A ravishing photographic portrait of a hidden gem of the Aegean
Kasos is the southernmost island of the Dodecanese, lying between Karpathos and Crete. Roughly eleven miles long and four miles wide, Kasos was famed from antiquity as a center of shipbuilding, and played a role in the Greek War of Independence. But with the advent of steam, the island’s shipyard closed, and its population dwindled. Today some one thousand people remain on the island, living in five small villages full of historic homes and churches.

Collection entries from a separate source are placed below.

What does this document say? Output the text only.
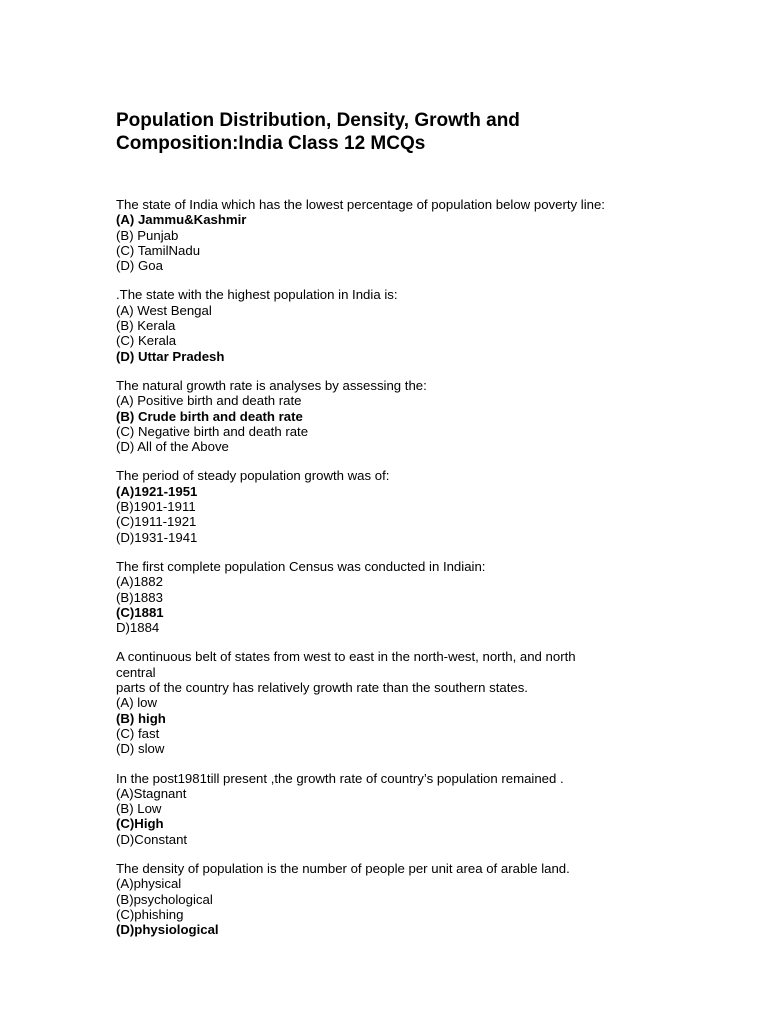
Population Distribution, Density, Growth and
Composition:India Class 12 MCQs
The state of India which has the lowest percentage of population below poverty line:
(A) Jammu&Kashmir
(B) Punjab
(C) TamilNadu
(D) Goa
.The state with the highest population in India is:
(A) West Bengal
(B) Kerala
(C) Kerala
(D) Uttar Pradesh
The natural growth rate is analyses by assessing the:
(A) Positive birth and death rate
(B) Crude birth and death rate
(C) Negative birth and death rate
(D) All of the Above
The period of steady population growth was of:
(A)1921-1951
(B)1901-1911
(C)1911-1921
(D)1931-1941
The first complete population Census was conducted in Indiain:
(A)1882
(B)1883
(C)1881
D)1884
A continuous belt of states from west to east in the north-west, north, and north
central
parts of the country has relatively growth rate than the southern states.
(A) low
(B) high
(C) fast
(D) slow
In the post1981till present ,the growth rate of country’s population remained .
(A)Stagnant
(B) Low
(C)High
(D)Constant
The density of population is the number of people per unit area of arable land.
(A)physical
(B)psychological
(C)phishing
(D)physiological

In 1965, Robert McCabe traversed the stormy seas to Kasos, and was instantly captivated by its rocky, mountainous landscape and sparkling beaches. Through his lens, we encounter the island’s daily life and striking terrain; from its ports, where crowds await the mail’s arrival; to the villages, where carefree children play in the streets, dancers step to the music of lyres and violins, and friends gather for coffee; to the mountaintop views of fields, shores, and islands nestled in the sea. In a stark contrast to the transformation undergone by other Greek islands, many of the scenes depicted in McCabe’s photographs remain almost unchanged today.
The text, by Nikos G. Mastropavlos, a distinguished journalist who grew up on Kasos, brings the photographs to life and sheds light on the island’s history. Mastropavlos and another essayist of Kasiote ancestry, Marilen Frangoulis Kedros, offer thoughtful reflections on the meaning of the island to its inhabitants and their descendants.
Featuring stunning full-page tritone reproductions of McCabe’s photographs, A Postcard from Kasos, 1965 will appeal to all travelers off the beaten track.